EdgeConv — for each point, find its k nearest neighbours in the current feature space, form edge features by concatenating the relative and absolute features [x_j − x_i, x_i], then apply a shared MLP and max-pool over the k neighbours.

Input (B, N, 3)
    │
    ▼  EdgeConv-1: k-NN in 3D space  →  edge features (B, 6, N)  →  Conv → (B, 64, N)
    │
    ▼  EdgeConv-2: k-NN in 64-d feature space  →  (B, 128, N)  →  (B, 64, N)
    │
    ▼  EdgeConv-3: k-NN in 64-d feature space  →  (B, 128, N)  →  (B, 128, N)
    │
    ▼  EdgeConv-4: k-NN in 128-d feature space  →  (B, 256, N)
    │
    ▼  Concatenate all EdgeConv outputs  →  (B, 512, N)
    │
    ▼  Conv1d(512 → 1024)  →  (B, 1024, N)
    │
    ▼  Dual global pooling: max-pool + avg-pool  →  concatenate  →  (B, 2048)
    │
    ▼  Classifier MLP: Linear(2048→512) → BN → LeakyReLU → Dropout
    │                   Linear(512→256)  → BN → LeakyReLU → Dropout
    ▼  Linear(256→num_classes)  →  logits (B, C)
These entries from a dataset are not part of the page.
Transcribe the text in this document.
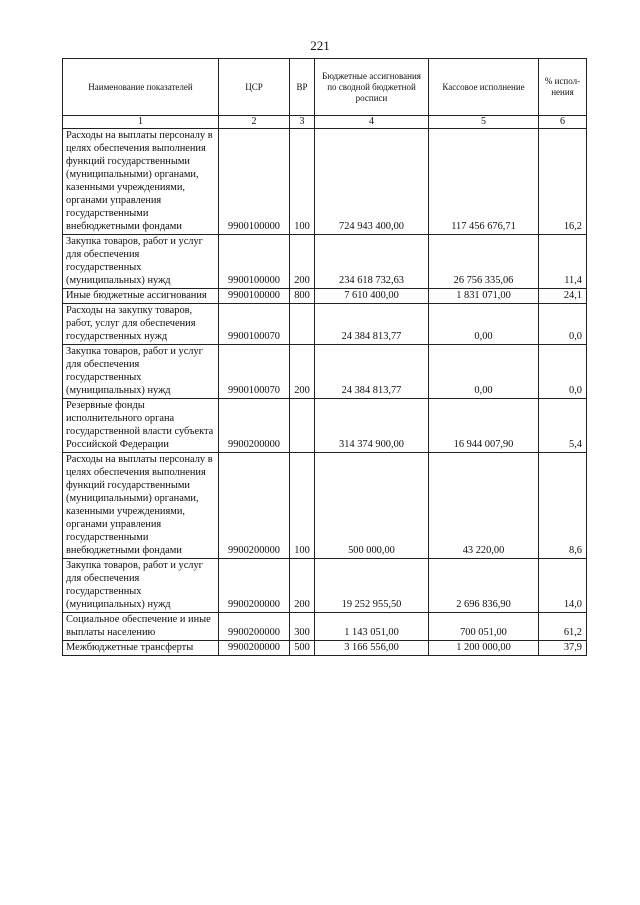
221
Наименование показателей	ЦСР	ВР	Бюджетные ассигнования по сводной бюджетной росписи	Кассовое исполнение	% испол-нения
1	2	3	4	5	6
Расходы на выплаты персоналу в целях обеспечения выполнения функций государственными (муниципальными) органами, казенными учреждениями, органами управления государственными внебюджетными фондами	9900100000	100	724 943 400,00	117 456 676,71	16,2
Закупка товаров, работ и услуг для обеспечения государственных (муниципальных) нужд	9900100000	200	234 618 732,63	26 756 335,06	11,4
Иные бюджетные ассигнования	9900100000	800	7 610 400,00	1 831 071,00	24,1
Расходы на закупку товаров, работ, услуг для обеспечения государственных нужд	9900100070		24 384 813,77	0,00	0,0
Закупка товаров, работ и услуг для обеспечения государственных (муниципальных) нужд	9900100070	200	24 384 813,77	0,00	0,0
Резервные фонды исполнительного органа государственной власти субъекта Российской Федерации	9900200000		314 374 900,00	16 944 007,90	5,4
Расходы на выплаты персоналу в целях обеспечения выполнения функций государственными (муниципальными) органами, казенными учреждениями, органами управления государственными внебюджетными фондами	9900200000	100	500 000,00	43 220,00	8,6
Закупка товаров, работ и услуг для обеспечения государственных (муниципальных) нужд	9900200000	200	19 252 955,50	2 696 836,90	14,0
Социальное обеспечение и иные выплаты населению	9900200000	300	1 143 051,00	700 051,00	61,2
Межбюджетные трансферты	9900200000	500	3 166 556,00	1 200 000,00	37,9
Key insight: Rebuilding the graph at every layer means the network defines "neighbourhood" in progressively abstract feature spaces, not just spatial proximity. This lets it capture semantic relationships that may not be geometrically local.


PointTransformer

File: src/deep_learning/models/PointTransformer.py Paper: arXiv:2012.09164

Applies self-attention — the mechanism behind large language models — to point clouds, but with a key adaptation: attention weights are vectors (one weight per feature channel) rather than scalars. This allows the model to selectively attend to different feature dimensions for different neighbours.

How it works

PointTransformerBlock — for each point, query its k nearest neighbours. Compute attention weights using the query-key difference plus a relative position encoding:

attn = softmax( MLP(Q_i − K_j + pos_enc(x_i − x_j)) )    # shape: (k, d)
out_i = Σ_j  attn_j  ⊙  (V_j + pos_enc(x_i − x_j))      # element-wise ⊙

Five hierarchical stages, each pairing a PointTransformerBlock with a TransitionDown (FPS + kNN aggregation to downsample):

Input (B, N, 3)
    │
    ▼  Input MLP: Linear(3→32)
    │
    ▼  Stage 1: Block(32, k=16)  →  TransitionDown(32→64,  pts=256)
    ▼  (B, 256, 64)
    │
    ▼  Stage 2: Block(64, k=16)  →  TransitionDown(64→128, pts=64)
    ▼  (B, 64, 128)
    │
    ▼  Stage 3: Block(128, k=16) →  TransitionDown(128→256, pts=16)
    ▼  (B, 16, 256)
    │
    ▼  Stage 4: Block(256, k=16) →  TransitionDown(256→512, pts=4)
    ▼  (B, 4, 512)
    │
    ▼  Stage 5: Block(512, k=4)
    ▼  (B, 4, 512)
    │
    ▼  Global average pool  →  (B, 512)
    │
    ▼  Classifier MLP: Linear(512→256) → BN → ReLU → Dropout
    ▼  Linear(256→num_classes)  →  logits (B, C)

Key insight: Vector attention gives each feature channel its own attention score per neighbour, letting the model learn which spatial relationships matter most for each type of feature — a strictly richer aggregation than scalar-attention transformers.